Mankind has been fascinated by the avian species since time immemorial. Maybe we are jealous of their power to take flight, along with the liberty flying symbolizes. Observing birds also highlights the frailty of existence in the wild – just how do tiny wrens cope with the cold winter months? They need to be more resilient than us! Bird watching is an easy, pleasurable, and tranquil pursuit that just about anyone, young or old, can engage in, just about anywhere. Some of the enjoyment in birding is trying to keep yearly details of the trends in local bird populations. These days Wild life organizations ask the public to join in with bird count exercises, your contribution is valueable and helps to build a bigger picture. Birding is a relatively healthy pursuit, with plenty of fresh air to be had and a lot of walking to do. What specialist gear is considered necessary? Before anything else, binoculars; 10x50, 10x40, or 8x30 work best. It's best not to buy more powerful binoculars. They are simply too heavy to cart about and will not provide better sight of the birds. Smaller binoculars cannot give the views of the birds needed for accurate identification. Do not put on bright, noticeable colours. The birds will spot these coming from a long way away and will be wary of you. The practical course of action is to wear dark shades of green or dark brown colours. These kinds of shades will be inconspicuous and partially conceal any approach to where the birds are. Always make sure dress and boots are appropriate for the weather and terrain. Also, get a slimline pocket notebook or pocket recorder to jot down what has been observed, and a working description of the birds that cannot be identified definitely.

If wandering in the backwoods is not your sort of thing you can always open up a whole new world of 'nature at the door' by luring birds right into your backyard. Even town or urban gardens can be a nesting ground for birds with some attention to detail. Grow native trees and shrubs, smaller trees that are suited to gardens may include mountain ash, hawthorn and crab apples. Or make use of trees such as hazel and willow that may be cut back to contain their growth. Whenever possible grow natural hedges and include dog roses, guelder rose, hawthorn, wild privet. Pyracantha and Contoneaster are perfect shrubs to grow in the garden, think berry when you buy shrubs. Hide garden walls with climbing vegetation, this presents refuge both for birds and also the insects that birds rely on for their diet. Plant native blooms in your beds and borders, especially those with big seed heads, for instance teasels,these provide food as well as providing interesting structure in the winter garden. They look beautiful dusted with frost! Also the smallest pond can make your backyard attractive to birds and other wildlife besides. Avoid chemical use in the garden as you may risk eliminating insect food resources and possibly even directly poisoning birds. Place birdfeeders out in the winter season and provide nesting boxes.

A bird feeder in view of your kitchen window offers you plenty of opportunity to study birds, although should you wish to see birds close up then a nest box camera is is just the ticket. With one of these you are able to enjoy chicks when they hatch and study their progress into the big, wide world. You will get your own special wildlife show on tap. There's a lot of types on the market. Make sure the make pick is made from long-lasting, FSC wood. Hinged sections that accommodate the actual camera will allow for convenient access and resetting without worrying birds. Uncomplicated focusing and integrated infrared lights makes it possible for a nest box camera to record sharp, high standard images by day and also by night. As soon as the nesting season is finished it ought to be possible to unclip the camera from the nest box and take advantage of it for observing other creatures in your garden. The majority of nest box cameras include adjustable access sizes so as to draw in various types of birds. Ensure your nest box camera equipment arrives complete with a long extension cable, around 30 metres, and a scart adaptor that will allow you to plug the camera straight to your television or recorder.
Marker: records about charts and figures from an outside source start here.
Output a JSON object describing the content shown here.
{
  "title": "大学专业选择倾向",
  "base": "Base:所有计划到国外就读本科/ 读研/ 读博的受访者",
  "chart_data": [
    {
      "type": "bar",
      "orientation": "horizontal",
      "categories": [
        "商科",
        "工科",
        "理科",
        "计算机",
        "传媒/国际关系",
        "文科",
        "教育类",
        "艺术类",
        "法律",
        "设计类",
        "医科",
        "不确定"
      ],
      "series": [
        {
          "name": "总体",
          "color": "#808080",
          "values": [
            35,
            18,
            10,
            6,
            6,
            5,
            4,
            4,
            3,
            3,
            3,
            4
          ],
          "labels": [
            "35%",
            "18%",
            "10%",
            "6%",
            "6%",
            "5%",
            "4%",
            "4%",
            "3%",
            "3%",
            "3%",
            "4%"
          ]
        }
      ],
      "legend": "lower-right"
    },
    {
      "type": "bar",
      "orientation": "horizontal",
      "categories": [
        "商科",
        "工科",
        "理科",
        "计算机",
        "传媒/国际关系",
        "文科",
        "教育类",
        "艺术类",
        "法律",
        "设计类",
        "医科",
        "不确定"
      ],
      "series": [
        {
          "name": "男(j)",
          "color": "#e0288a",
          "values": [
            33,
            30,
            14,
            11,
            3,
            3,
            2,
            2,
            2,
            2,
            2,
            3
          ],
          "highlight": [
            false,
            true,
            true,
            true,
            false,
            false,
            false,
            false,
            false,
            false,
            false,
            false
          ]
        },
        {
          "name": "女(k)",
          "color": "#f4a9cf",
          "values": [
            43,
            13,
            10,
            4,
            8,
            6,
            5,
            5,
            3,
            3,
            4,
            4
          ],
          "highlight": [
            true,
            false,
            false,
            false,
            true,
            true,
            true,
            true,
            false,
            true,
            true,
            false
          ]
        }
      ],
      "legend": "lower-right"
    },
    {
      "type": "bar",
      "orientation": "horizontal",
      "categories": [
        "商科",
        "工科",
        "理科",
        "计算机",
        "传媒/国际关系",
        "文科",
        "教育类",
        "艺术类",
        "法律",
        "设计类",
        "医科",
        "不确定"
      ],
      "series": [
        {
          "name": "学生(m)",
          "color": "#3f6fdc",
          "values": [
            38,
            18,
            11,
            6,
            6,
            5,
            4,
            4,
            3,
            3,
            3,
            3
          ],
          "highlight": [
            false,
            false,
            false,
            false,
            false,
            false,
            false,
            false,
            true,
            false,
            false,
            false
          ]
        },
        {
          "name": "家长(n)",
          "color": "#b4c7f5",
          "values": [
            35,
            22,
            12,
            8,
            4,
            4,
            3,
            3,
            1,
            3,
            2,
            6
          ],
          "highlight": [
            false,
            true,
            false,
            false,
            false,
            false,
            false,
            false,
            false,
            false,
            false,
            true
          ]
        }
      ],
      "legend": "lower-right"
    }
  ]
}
Needless to say you must make sure your new nesting box lures in avian lodgers, so consider the siting for this box. The bird box really should be placed over two metres above the ground. A wall or just a tree is a suitable spot, but ideally in a quiet section of the garden and and sited away from bird feeders and predators - ensure that they are not accessible to cats. If at all possible site your box with the opening somewhere between north and east. This offers some refuge from the worst of the weather and stops the box and your avian guests overheating in sunny and hot weather. Make sure you adapt the opening to attract the specific species of bird visitors you would like, the majority of bird box cameras are supplied with a range of access options. Don't forget practical issues, how long is the cable for example? Where is there an appropriate point in the house wall to feed a cable through? If you keep all these guidelines in mind you will definitely enjoy happy birding for countless years ahead.